Relations entre les indicateurs socio-économiques, les événements de vie et les comportements alimentaires d’adultes français

par Wendy Si hassen

Thèse de doctorat en Santé et Santé Publique

Sous la direction de Serge Hercberg.

Soutenue le 18-10-2017

à Sorbonne Paris Cité , dans le cadre de Institut Galilée (Villetaneuse, Seine-Saint-Denis) , en partenariat avec Université Paris 13 (Etablissement de préparaton) .

Le président du jury était Pierre Lombrail.

Le jury était composé de Marie Zins, Pierre Arwidson, François Mariotti, Caroline Méjean.

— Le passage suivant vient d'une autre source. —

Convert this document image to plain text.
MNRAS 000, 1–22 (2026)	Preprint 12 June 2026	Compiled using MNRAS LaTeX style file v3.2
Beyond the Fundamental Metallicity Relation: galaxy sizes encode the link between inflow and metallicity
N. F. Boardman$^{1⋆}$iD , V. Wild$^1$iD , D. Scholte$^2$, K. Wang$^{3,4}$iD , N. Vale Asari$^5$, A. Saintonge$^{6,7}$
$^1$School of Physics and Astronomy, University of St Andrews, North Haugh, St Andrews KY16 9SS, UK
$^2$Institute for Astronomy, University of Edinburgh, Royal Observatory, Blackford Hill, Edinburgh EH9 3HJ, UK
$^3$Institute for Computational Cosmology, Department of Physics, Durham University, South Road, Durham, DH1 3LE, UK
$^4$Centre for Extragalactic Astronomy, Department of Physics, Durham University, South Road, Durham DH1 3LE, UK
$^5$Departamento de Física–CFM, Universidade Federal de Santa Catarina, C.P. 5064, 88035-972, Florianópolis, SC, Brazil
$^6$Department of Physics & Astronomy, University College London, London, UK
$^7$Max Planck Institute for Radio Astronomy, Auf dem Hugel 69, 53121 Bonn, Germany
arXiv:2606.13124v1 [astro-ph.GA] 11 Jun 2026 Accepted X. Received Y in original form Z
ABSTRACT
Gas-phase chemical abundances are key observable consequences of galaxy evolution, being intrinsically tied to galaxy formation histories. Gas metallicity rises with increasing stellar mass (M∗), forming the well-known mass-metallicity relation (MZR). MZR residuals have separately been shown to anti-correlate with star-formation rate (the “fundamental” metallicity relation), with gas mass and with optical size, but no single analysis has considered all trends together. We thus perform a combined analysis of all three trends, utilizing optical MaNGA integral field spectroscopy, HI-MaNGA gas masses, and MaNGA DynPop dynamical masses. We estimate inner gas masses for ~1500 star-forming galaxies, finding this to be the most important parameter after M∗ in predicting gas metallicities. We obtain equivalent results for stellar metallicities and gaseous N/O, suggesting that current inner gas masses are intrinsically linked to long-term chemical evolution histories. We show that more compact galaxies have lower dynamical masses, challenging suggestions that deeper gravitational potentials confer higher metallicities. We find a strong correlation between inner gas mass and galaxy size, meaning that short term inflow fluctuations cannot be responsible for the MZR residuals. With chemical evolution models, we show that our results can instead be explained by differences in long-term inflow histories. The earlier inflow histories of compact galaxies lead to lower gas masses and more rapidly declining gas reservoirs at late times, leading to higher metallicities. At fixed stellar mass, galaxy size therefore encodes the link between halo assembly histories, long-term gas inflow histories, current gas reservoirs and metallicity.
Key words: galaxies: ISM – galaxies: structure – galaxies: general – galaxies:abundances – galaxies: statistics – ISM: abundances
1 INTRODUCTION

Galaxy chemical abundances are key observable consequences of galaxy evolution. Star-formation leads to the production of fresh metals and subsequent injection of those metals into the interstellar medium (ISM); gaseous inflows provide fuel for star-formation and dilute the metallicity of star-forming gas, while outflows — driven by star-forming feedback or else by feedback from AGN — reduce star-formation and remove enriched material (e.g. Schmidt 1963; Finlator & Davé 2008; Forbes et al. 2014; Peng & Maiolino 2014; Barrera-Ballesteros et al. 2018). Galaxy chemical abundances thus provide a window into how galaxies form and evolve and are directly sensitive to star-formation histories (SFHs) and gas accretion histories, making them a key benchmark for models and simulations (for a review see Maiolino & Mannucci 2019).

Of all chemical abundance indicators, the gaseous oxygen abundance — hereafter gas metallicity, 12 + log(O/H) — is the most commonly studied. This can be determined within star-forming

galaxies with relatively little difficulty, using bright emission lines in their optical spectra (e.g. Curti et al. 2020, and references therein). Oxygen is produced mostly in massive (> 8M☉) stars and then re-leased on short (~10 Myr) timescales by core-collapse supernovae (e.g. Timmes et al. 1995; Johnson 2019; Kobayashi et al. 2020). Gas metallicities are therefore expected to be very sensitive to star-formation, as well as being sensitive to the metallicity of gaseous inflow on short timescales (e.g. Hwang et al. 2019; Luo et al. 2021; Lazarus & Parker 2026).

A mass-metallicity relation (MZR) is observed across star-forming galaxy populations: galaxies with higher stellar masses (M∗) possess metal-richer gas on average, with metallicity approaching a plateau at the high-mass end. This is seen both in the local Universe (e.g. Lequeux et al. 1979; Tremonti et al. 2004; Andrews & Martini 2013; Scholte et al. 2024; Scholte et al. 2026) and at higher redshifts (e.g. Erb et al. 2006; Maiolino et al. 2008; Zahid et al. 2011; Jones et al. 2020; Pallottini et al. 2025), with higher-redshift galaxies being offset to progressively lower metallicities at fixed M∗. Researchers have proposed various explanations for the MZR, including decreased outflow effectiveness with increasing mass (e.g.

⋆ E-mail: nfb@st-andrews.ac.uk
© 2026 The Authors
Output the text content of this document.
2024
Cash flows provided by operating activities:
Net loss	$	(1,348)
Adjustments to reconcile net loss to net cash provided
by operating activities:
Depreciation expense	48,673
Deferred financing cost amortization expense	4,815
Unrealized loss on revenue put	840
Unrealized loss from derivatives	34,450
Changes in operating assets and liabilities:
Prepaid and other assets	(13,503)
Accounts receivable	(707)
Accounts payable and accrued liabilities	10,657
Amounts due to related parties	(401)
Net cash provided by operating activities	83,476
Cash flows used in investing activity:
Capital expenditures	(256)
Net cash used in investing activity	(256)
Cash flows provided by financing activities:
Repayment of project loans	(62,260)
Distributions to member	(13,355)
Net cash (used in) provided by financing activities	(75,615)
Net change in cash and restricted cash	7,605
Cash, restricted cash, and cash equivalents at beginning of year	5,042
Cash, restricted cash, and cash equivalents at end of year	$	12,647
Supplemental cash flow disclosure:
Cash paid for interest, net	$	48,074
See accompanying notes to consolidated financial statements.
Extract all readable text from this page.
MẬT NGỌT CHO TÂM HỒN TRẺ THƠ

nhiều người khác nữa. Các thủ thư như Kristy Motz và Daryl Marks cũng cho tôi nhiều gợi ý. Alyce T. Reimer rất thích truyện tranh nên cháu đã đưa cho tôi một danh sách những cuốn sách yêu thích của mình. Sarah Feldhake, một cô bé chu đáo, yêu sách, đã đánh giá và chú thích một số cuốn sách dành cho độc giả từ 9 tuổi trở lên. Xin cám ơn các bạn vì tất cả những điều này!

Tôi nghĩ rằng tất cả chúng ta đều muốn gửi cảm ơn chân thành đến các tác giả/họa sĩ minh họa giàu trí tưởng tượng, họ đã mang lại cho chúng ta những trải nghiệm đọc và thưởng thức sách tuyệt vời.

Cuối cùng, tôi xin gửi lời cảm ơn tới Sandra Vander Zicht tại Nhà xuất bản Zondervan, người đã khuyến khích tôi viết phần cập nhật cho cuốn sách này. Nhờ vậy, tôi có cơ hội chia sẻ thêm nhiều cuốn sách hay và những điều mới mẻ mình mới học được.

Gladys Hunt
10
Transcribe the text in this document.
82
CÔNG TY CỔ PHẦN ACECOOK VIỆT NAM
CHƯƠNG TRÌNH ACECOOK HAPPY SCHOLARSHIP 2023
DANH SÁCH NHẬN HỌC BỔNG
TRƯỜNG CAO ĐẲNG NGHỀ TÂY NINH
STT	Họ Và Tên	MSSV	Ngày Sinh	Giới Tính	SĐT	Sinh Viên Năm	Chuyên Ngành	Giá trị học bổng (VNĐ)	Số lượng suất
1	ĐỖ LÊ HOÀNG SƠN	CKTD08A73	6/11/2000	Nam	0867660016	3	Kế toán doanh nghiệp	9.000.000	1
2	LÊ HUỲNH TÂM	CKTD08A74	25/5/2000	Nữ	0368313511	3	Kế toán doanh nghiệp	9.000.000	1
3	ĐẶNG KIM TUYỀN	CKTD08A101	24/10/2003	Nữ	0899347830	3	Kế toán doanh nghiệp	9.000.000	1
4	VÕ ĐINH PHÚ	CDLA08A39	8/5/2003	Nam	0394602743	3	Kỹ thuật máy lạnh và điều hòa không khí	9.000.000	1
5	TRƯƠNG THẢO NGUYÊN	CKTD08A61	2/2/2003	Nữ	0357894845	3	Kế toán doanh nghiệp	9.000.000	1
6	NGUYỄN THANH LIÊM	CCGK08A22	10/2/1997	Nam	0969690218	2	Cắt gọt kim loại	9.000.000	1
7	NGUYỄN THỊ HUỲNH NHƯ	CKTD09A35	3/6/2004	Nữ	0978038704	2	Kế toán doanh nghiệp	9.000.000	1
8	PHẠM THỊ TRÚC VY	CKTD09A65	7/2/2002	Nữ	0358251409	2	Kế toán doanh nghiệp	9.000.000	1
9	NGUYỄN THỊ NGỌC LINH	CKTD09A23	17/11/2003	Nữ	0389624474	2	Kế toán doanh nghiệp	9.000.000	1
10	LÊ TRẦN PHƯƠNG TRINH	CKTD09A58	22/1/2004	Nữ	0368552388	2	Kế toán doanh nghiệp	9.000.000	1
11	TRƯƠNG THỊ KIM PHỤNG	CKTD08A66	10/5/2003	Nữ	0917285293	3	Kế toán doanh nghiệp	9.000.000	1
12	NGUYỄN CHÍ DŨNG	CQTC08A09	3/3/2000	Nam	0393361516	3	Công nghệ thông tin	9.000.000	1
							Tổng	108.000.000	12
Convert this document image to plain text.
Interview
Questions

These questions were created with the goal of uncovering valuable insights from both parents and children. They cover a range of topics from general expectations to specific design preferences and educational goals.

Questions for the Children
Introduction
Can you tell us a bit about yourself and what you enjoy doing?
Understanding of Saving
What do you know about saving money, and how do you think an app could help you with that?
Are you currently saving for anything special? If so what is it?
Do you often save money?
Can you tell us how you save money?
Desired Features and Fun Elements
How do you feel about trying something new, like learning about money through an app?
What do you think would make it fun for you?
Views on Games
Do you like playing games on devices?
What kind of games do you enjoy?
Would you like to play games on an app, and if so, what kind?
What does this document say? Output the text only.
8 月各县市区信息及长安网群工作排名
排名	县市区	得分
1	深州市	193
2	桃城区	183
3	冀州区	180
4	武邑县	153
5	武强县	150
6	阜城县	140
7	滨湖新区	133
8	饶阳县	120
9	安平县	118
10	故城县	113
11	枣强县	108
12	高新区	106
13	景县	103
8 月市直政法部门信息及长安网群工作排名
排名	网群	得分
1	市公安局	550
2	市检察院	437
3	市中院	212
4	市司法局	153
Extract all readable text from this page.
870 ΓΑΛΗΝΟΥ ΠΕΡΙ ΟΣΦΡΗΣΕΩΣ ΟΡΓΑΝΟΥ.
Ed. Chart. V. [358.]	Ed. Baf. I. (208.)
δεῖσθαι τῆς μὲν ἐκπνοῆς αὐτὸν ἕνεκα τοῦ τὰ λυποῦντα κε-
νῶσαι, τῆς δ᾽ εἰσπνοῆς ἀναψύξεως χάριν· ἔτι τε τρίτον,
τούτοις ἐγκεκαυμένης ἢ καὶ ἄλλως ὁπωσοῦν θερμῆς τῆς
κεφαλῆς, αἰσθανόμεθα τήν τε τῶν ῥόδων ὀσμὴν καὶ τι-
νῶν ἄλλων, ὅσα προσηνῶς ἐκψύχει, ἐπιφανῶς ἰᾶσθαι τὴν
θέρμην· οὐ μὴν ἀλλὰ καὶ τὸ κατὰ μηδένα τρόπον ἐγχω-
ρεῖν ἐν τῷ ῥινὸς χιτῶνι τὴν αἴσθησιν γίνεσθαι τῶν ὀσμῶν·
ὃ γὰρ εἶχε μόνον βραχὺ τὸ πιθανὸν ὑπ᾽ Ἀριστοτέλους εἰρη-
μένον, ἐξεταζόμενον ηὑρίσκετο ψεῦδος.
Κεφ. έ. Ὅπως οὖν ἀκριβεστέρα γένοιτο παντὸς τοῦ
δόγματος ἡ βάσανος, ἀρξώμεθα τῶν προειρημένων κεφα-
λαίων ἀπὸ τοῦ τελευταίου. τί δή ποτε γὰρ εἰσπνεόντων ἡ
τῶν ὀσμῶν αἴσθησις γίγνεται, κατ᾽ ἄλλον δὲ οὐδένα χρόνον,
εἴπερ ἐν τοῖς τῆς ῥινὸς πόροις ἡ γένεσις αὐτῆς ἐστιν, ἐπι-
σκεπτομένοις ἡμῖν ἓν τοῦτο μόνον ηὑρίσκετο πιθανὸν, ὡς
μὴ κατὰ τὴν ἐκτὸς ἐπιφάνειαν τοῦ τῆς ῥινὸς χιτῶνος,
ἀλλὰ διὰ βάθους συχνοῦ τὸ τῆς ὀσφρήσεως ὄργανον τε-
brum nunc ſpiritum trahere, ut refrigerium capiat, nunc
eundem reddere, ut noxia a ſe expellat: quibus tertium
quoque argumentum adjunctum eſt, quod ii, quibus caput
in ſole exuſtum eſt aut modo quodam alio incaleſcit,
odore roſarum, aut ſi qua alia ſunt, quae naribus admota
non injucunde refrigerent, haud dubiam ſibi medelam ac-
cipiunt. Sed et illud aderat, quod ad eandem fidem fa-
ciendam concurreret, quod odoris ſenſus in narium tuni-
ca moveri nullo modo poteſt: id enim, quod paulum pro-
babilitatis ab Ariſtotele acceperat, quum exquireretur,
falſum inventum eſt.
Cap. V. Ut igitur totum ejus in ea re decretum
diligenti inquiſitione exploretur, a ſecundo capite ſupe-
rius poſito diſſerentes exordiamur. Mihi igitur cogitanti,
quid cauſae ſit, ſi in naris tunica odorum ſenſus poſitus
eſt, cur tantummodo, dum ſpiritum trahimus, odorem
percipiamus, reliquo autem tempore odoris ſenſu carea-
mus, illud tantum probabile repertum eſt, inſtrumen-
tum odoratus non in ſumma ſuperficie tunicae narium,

Les rapporteurs étaient Serge Briançon, Pedro Manuel Marques-Vidal.


  • Résumé

    Aujourd’hui, de fortes inégalités sociales de santé persistent entre les individus les plus favorisés socio-économiquement et ceux vivants dans des situations moins favorables, et l’alimentation y contribue fortement. Bien que les disparités sociales de nutrition soient bien documentées, notamment en ce qui concerne le niveau d’études, les connaissances relatives à l’influence indépendante des différents indicateurs socio-économiques sur l’alimentation et notamment ses dimensions comportementales sont insuffisantes. Par ailleurs, les mécanismes sous-jacents des disparités en nutrition sont encore mal compris. Parmi les déterminants individuels, nous manquons de connaissances sur l’influence du parcours de vie des individus sur leurs comportements alimentaires. Dans ce contexte, les objectifs de cette thèse étaient d’analyser les associations entre les facteurs socio-économiques et les comportements alimentaires, abordés sous différentes dimensions : apports en nutriments, prise des repas principaux, et pratiques de snacking (i.e. prises alimentaires différentes des repas principaux). Il s’agissait également d’évaluer l’influence d’événements de vie professionnels sur les comportements alimentaires. Les résultats montrent que les individus ayant la position socio-économique (PSE) la plus favorisée ont des apports plus élevés en nutriments recommandés (fibre, vitamine C, B9, magnésium, etc.). Le niveau d’éducation semble être un déterminant majeur des apports nutritionnels et modifie les associations entre revenus et apports en nutriments. Bien que les individus de PSE moins favorisée soient moins susceptibles d’avoir des prises de snacking, la qualité nutritionnelle de ces prises est moindre. Par ailleurs, le passage à la retraite est associé à des apports alimentaires moins favorables à la santé (qualité globale, lipides, sodium, acides gras saturés…), en particulier chez les hommes ayant les plus bas revenus avant la retraite (diminution de l’apport en produits laitiers et augmentation de l’apport en lipides). L’ensemble de ces résultats soulignent l’importance des déterminants socio-économiques ainsi que des événements de vie professionnels sur les comportements alimentaires et la nécessité de mieux adapter les politiques nutritionnelles de santé en fonction des sous-groupes de la population et des périodes et événements de la vie.

  • Titre traduit

    Associations Between Socioeconomic Indicators, Life Events and Dietary Behaviours in French Adults


  • Résumé

    Strong health inequalities remain between socio-economically advantaged individuals and those of lower socioeconomic position. Diet appears to be an important modifiable factor, which contributes to health inequalities. Although social disparities in nutrition have been well documented, the independent influences of the different socioeconomic indicators on diet – in particular its behavioural dimensions – have not been deeply investigated. In addition, the pathways underlying these disparities are still poorly understood. Among individual determinants, there is a lack of knowledge regarding effects of life course on dietary behaviours.The objective of this Ph.D. thesis was to investigate the associations between socioeconomic factors and dietary behaviours, expressed in terms of nutrient intakes and snacking practices. The influence of occupational life events on dietary behaviours was also assessed.The results showed that individuals with high socioeconomic position (PSE) had higher intakes of recommended nutrients (fibre, vitamin C, folate, magnesium, etc.). Education appears to be a major determinant of dietary intakes and modifies the associations between income and dietary intakes. Although individuals with low socioeconomic position are less likely to snack, the nutritional quality of their snacks is lower. Moreover, retirement was associated with unhealthier dietary intakes (overall diet quality, lipids, sodium, saturated fatty acids,...), particularly in men with the lowest income before retirement (decrease in intake of dairy products and increase in intake of lipids).The results underline the importance of socioeconomic determinants and life events on dietary behaviours. The identification of life periods and events leading to changes in dietary behaviours enables on one hand to improve knowledge regarding pathways underlying socioeconomic inequalities in health related to nutrient and food intake, and on the other hand to determine target populations for interventions. Adapting nutritional public interventions among social subgroups of the population and throughout the entire life is key to improve dietary behaviours.